How it all works.

I'm trolling New York City collecting maps from flyers, government reports, informational brochures and such with the notion that all these maps will all somehow join together to create a complete map of NYC. The maps have to exist in real life- no downloads and cannot be rescaled or cut to fit.

Saturday, October 22, 2011

How it all began



Very often people will come up to me in the street and say, ’Martin, how is it you started your map project anyway?’
‘Well,’ I reply, ‘let me bring you back to that chilly day in November when it all started.’ I straighten out an old half finished cigarette which I produced from my shirt pocket and light it, pulling deeply on the smoke and I begin. ‘You see,’ I say, ‘I was walking through Bed-Stuy with my girlfriend and our mutual friend Chela Edmunds when I saw an old restaurant menu lying on the ground. Now, rubbish on the ground is no rare thing in Bedford-Stuyvesant but this piece of rubbish had a little map which intrigued me at the time. The map helped illustrate to the viewer the exact location of the restaurant by showing a few blocks, the names of a couple of streets and an arrow, as I’m sure you’re familiar with. Following a habit I had observed in my father, I put the menu in my pocket.

The story, such as it is, may have ended right there at the pocketing of the menu had I not found a second menu a little further along the road. This menu was from a different restaurant than the first and although the menu had a map, it showed a slightly different area of town than the first, illustrating its different location. I found to my delight that when I put the two maps together they made a larger, yet contiguous area. I surmised, foolhardily that if one were to walk the whole length and breadth of the vast metropolis one may very well gather enough such maps to build a complete map of New York City.’

So The Great Map Project was born and I have talked about little else since, to the detriment of friends and strangers alike.

Early on I set some basic rules for the project. The first rule is that the map has to be an actual physical object; I can’t just pull Jpegs off the internet. This rule has eroded somewhat since many documents exist only as PDFs, especially in the current economic climate, paper being the price it is, environmental considerations and such (ahem). So I pull the odd PDF, but no Jpegs.

The second rule became important as I began to use Photoshop- no resizing, no cutting no nothing. You have to use the map as you found it and use the whole map, no cutting out the bits you need or stretching it so it will fit. Some people think I’m crazy for having this rule, it’s certainly made things more difficult but the authenticity is important.

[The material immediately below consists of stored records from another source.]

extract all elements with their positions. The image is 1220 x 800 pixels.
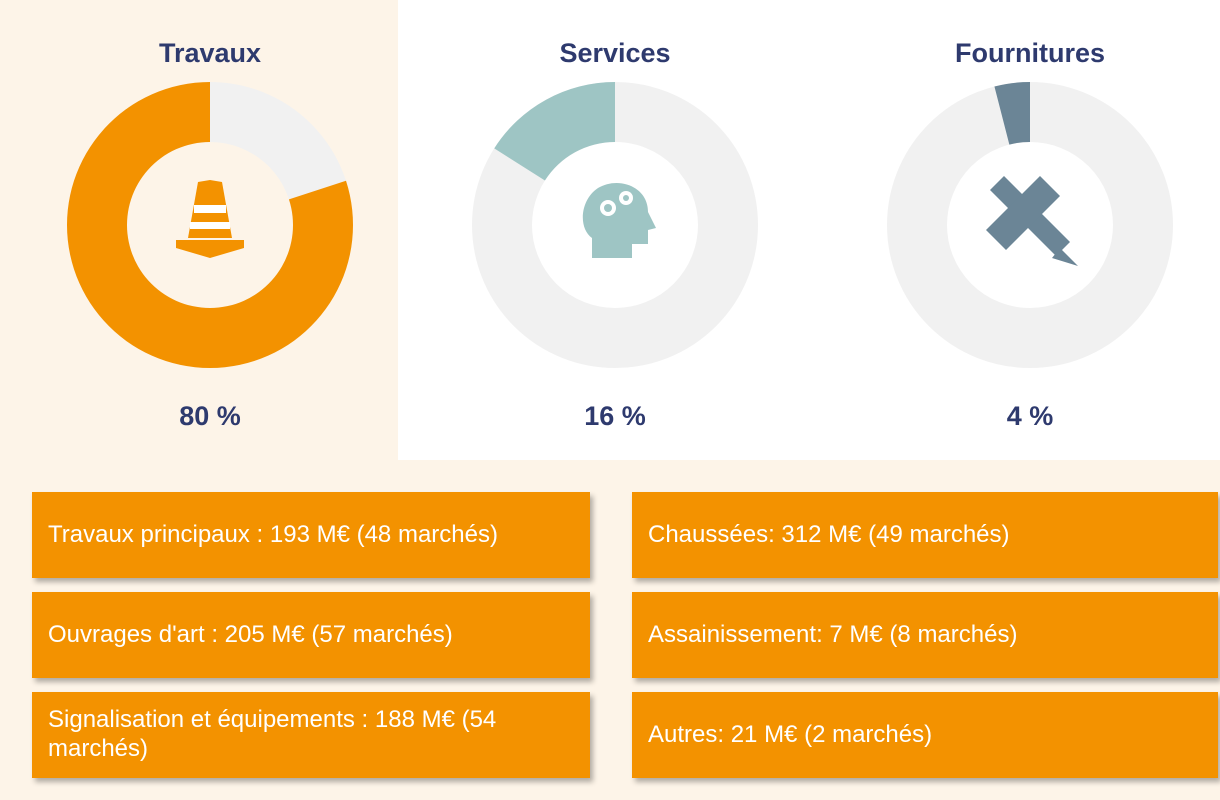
chart-title: Services bbox=[559, 38, 670, 68]
donut-segment bbox=[494, 82, 615, 181]
head-icon bbox=[582, 182, 656, 258]
info-box: Chaussées: 312 M€ (49 marchés) bbox=[632, 492, 1218, 578]
panel bbox=[398, 0, 1220, 460]
chart-title: Fournitures bbox=[955, 38, 1105, 68]
value-label: 16 % bbox=[584, 401, 646, 431]
info-box: Assainissement: 7 M€ (8 marchés) bbox=[632, 592, 1218, 678]
tools-icon bbox=[986, 176, 1078, 266]
value-label: 80 % bbox=[179, 401, 241, 431]
cone-icon bbox=[176, 180, 244, 258]
value-label: 4 % bbox=[1007, 401, 1054, 431]
chart-title: Travaux bbox=[159, 38, 261, 68]
info-box: Travaux principaux : 193 M€ (48 marchés) bbox=[32, 492, 590, 578]
info-box: Ouvrages d'art : 205 M€ (57 marchés) bbox=[32, 592, 590, 678]
donut-segment bbox=[994, 82, 1030, 145]
charts: Travaux 80 % Services 16 % Fournitures 4 % bbox=[66, 0, 1220, 460]
donut-segment bbox=[66, 82, 353, 368]
info-box: Signalisation et équipements : 188 M€ (5… bbox=[32, 692, 590, 778]
info-box: Autres: 21 M€ (2 marchés) bbox=[632, 692, 1218, 778]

I decided to begin at the beginning- Downtown Manhattan and I gathered a great swathe of maps in one swoop, in a month I had gathered maps from Bowling Green to NYU, although Tribeca took an eternity to finish and the Lower East Side is still shitty even now. So anyway I glued all these maps down to a 1 foot by 3 foot board imagining that this would be a sufficient size for at least Manhattan. The board was much too small and by gluing the maps down before they were all gathered I was unable to place maps underneath.

I started again and this time I loosely built the map on my bedroom floor. Breezes, pubes, dust and cat prints forced me to adopt my third and most successful method of organization. I bought a scanner, scanned all the images into my computer and played with them in Photoshop. The actual maps are now in folders in a drawer in my studio. I found that this is the best place for them when, a year into my project, in the very early hours of a frosty January morning my flatmate’s room caught on fire and threatened to spread to mine also. The only way out for me was a 30 foot drop into the alley below. After dressing, calling the Fire Department and my girlfriend I threw my computer down into a trashcan below. I put the physical maps into a suitcase with some books I had yet to read and threw that down too. Those were the only things I wanted to save. With my head out the window because my room was filled with smoke I thought about, what? I don’t remember. I remember feeling lonely.

The Fire Department came within minutes and put the fire out before it spread to my room. It looked for a while that the only thing I lost in the fire was the computer but the thing started right up when I finally summoned the courage to plug it in. Thanks Julian Dumont of Practical I.T. Solutions of Colorado Springs, CO for building such a marvelous, impact resistant computer.

So the map existed only digitally for a long time before I finally printed it out. Here it is on 72 pieces of  8.5 x 11 glued together with Pritt stick and hung with masking tape. It was on the wall for a long time when, while we were away in Spain, the cats tore it down chasing a house centipede. Lisa, the house sitter rolled it up as best as she could and left it on a bench in the studio. The cats tore it up and used it as a bed and then pissed on it. I threw it away.
 
So the project continues and I explain more later.